Я пошла, и мне было ужасно хорошо. Туфли, хоть и новые, нисколечко не жали. Прохожие - старые тетки - с осуждением, а девчонки с завистью смотрели на мою юбку. У меня было такое чувство, что я все могу: захочу сейчас - взлечу и буду с чайками летать над морем; захочу - сдам экзамен в институт какой хочешь; захочу - и поставлю всесоюзный рекорд по плаванию. И я так ясно представила себя плывущей, даже почувствовала, как вода держит мое тело, и почувствовала на губах вкус соли, и, кажется, даже сделала резкий выпад правой рукой, так что чуть не задела нашу врачиху.

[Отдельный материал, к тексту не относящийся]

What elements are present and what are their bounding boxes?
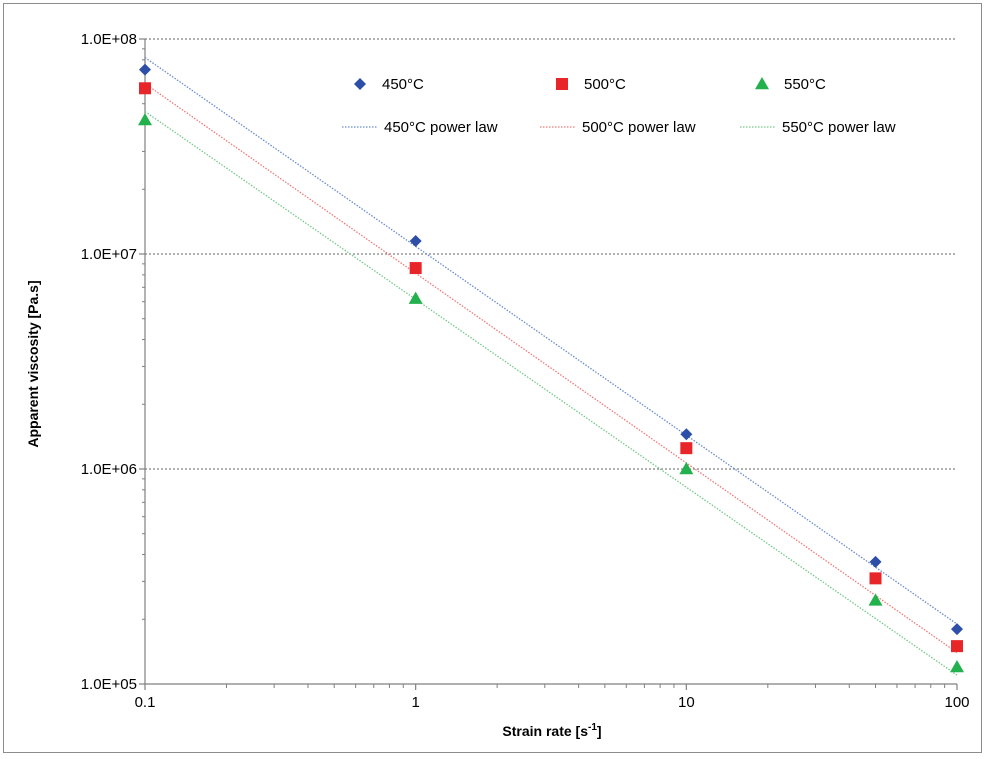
trendline <box>144 56 958 625</box>
legend-marker <box>354 78 366 90</box>
data-point <box>951 623 963 636</box>
legend-label: 450°C power law <box>384 119 498 136</box>
x-tick-label: 1 <box>411 694 419 711</box>
data-point <box>680 428 693 441</box>
x-tick-label: 0.1 <box>135 694 156 711</box>
x-axis-title-superscript: -1 <box>588 722 597 733</box>
y-tick-label: 1.0E+08 <box>81 31 137 48</box>
y-tick-label: 1.0E+07 <box>81 246 137 263</box>
data-point <box>139 82 151 95</box>
legend-label: 550°C <box>784 76 826 93</box>
data-point <box>951 640 963 653</box>
trendline <box>144 83 958 654</box>
x-tick-label: 10 <box>678 694 695 711</box>
data-point <box>869 572 882 585</box>
legend: 450°C 500°C 550°C 450°C power law 500°C powe… <box>342 76 896 136</box>
x-tick-label: 100 <box>944 694 969 711</box>
data-point <box>139 63 151 76</box>
legend-marker <box>755 77 769 90</box>
data-point <box>679 462 694 475</box>
axes <box>139 38 958 690</box>
data-point <box>409 262 422 275</box>
x-axis-title-end: ] <box>597 723 602 739</box>
data-point <box>138 113 152 126</box>
y-tick-label: 1.0E+06 <box>81 461 137 478</box>
legend-label: 550°C power law <box>782 119 896 136</box>
x-axis-title-main: Strain rate [s <box>502 723 588 739</box>
legend-label: 450°C <box>382 76 424 93</box>
tick-labels: 1.0E+05 1.0E+06 1.0E+07 1.0E+08 0.1 1 10 100 <box>81 31 970 711</box>
data-point <box>869 555 882 568</box>
legend-label: 500°C <box>584 76 626 93</box>
trendlines <box>144 56 958 676</box>
data-point <box>868 593 883 606</box>
data-point <box>409 234 422 247</box>
y-tick-label: 1.0E+05 <box>81 676 137 693</box>
y-axis-title: Apparent viscosity [Pa.s] <box>25 280 41 447</box>
legend-marker <box>556 78 568 90</box>
trendline <box>144 110 958 676</box>
x-axis-title: Strain rate [s-1] <box>502 722 601 739</box>
data-point <box>680 442 693 455</box>
data-point <box>950 659 964 673</box>
chart-frame <box>3 3 982 753</box>
data-markers <box>138 63 964 673</box>
data-point <box>408 291 423 304</box>
gridlines <box>145 38 957 470</box>
legend-label: 500°C power law <box>582 119 696 136</box>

Это была наш районный врач Ольга Ивановна.
С Ольгой Ивановной мы в этом году встречались без конца, потому что мама болела весь год. Ольга Ивановна у нас часто бывала. Болезнь у мамы была очень долгая, что-то у нее случилось с ногами, ей стало трудно ходить. Это все произошло из-за того, что она пережила во время войны в Ленинграде голод и всякие потрясения. Иногда мама совсем не могла ходить, а потом ей снова становилось лучше. Ольга Ивановна знала все про нашу жизнь, а тут я удивилась, что она даже не спросила, как я сдаю экзамены. Она очень сухо спросила меня, могу ли я к ней зайти. Я сказала, что иду на экзамен, на последний, на историю. Но она все равно ни о чем меня не спросила и даже не пожелала "ни пуха ни пера", а только сказала:
- После экзамена зайди ко мне обязательно, это очень важно.
Я не обратила внимания на ее слова, я же сто раз к ней заходила, и вообразить не могла, что она мне скажет.
Я сдала историю на "пять", но это уже никакого значения не имело. Все перевернулось оттого, что мне сказала Ольга Ивановна. Я уже не поеду поступать в институт, я должна идти работать, но не в этом дело. Ольга Ивановна сказала, что мама не будет никогда ходить. Ничего сделать нельзя, это необратимая дистрофия, ну то есть истощение нервной системы... Она давно это подозревала, а сейчас вот другие врачи подтвердили диагноз.
* * *
Мама написала открытку директору музея Клавдии Владимировне. Она к нам пришла и долго, очень долго у нас была. Сначала Клавдия Владимировна сидела с мамой вдвоем, а меня выгнали как будто бы готовить к чаю бутерброды, но это, конечно, только предлог. За то время, пока они разговаривали, можно было приготовить бутерброды не то что для нас троих, а для нашего нового кафе "Алые паруса", в которое каждый вечер стоит очередь чуть ли не во всю улицу.
Потом позвали меня. Клавдия Владимировна маме говорила:
- Дашенька, ну что ты отчаиваешься! Если хочешь знать, все равно Тата наверняка бы не поступила в университет. Ты даже и не представляешь, какой там конкурс. Вот у меня племянница в Москве, так, знаешь, она пишет, что у ее дочки Алены преподаватели по всем профилирующим предметам и к тому же она английскую спецшколу кончила. И то дрожит. Вся семья обслуживает Алену: бабка ей свежую морковь трет, отец печатает конспекты, а мать торчит около университета и спрашивает у всех выходящих с экзаменов, какие вопросы задавали... А ты хочешь, чтоб Тата поступила. Вот поработает годика два-три, будет производственный стаж, тогда поступит, а ты пока что поправишься.
Чай с бутербродами мы так и не пили.
* * *
И вот я первый раз в своей жизни иду на работу. Подхожу к дому, в котором буду работать. Перед высокой чугунной дверью с причудливым литьем на секунду остановилась. Внутри у меня стал нарастать холод. Он был мне знаком. Так же было страшно, когда я пошла первый раз в детский сад и в школу. Я потянула за огромную витую ручку и вошла в вестибюль.